Top health expert: Omicron unlikely to cause more serious cases than Delta

Eran Segal argues newly added restrictions no longer relevant; says weaker strain rapidly taking over country, may cause 2 million cases within several weeks before dipping

People shop at the market in the central town of Ramle, on December 31, 2021.(Yossi Aloni/Flash90)
People shop at the market in the central town of Ramle, on December 31, 2021.(Yossi Aloni/Flash90)

One of the top health advisers to the government said Saturday that while Israel will likely set a new record for case numbers in the coming weeks as the Omicron wave peaks, he expects the number of serious cases to remain at a manageable rate for hospitals, and not to surpass those seen during the height of the Delta wave in the summer.

Eran Segal, a computational biologist for the Weizmann Institute of Science, told Channel 12 that Israel will likely hit 10,000 daily cases by the end of the coming week and 20,000 cases a day the week after that. On Friday, 5,466 new cases were identified.

Segal speculated that in three weeks, there will be roughly two million active cases in the country, but that at that point, cases will fall as the country reaches a “kind of herd immunity.”

He said he was optimistic that the number of serious cases would remain manageable, due to the combination of the weaker strain of the virus, the arrival of Pfizer’s new antiviral COVID pill, and an increasing number of Israelis now getting vaccinated with booster shots.
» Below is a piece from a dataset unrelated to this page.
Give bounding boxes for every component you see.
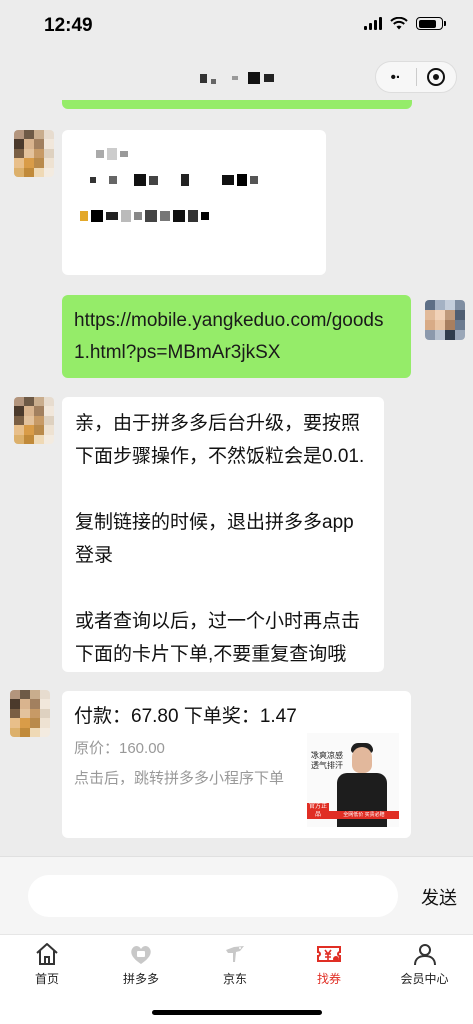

In the United Kingdom, scientists are reporting that Omicron carriers are 3-4 times less likely to become seriously ill than in previous waves

The Delta wave last year is believed to have caused some 500,000 total cases in Israel. At its height, some 750 patients were hospitalized in serious condition. As of Saturday afternoon, there were 29,959 active COVID cases, with 185 of them hospitalized, 101 of them in serious condition and 27 of those on respirators.

“While we will break records in terms of cases and there will be a rise in the serious cases, [the latter] will not pass the records set during previous waves,” Segal told Channel 12.

Eran Segal. (Courtesy)

Segal recommended drawing back some of the restrictions put in place in recent weeks, citing the growing evidence that Omicron is not as dangerous as other waves.

He did not specify which restrictions he thought should be lifted. He did note though that the significant travel restrictions put in place at the end of November, when the variant was identified, managed to slow Omicron’s entry into the country.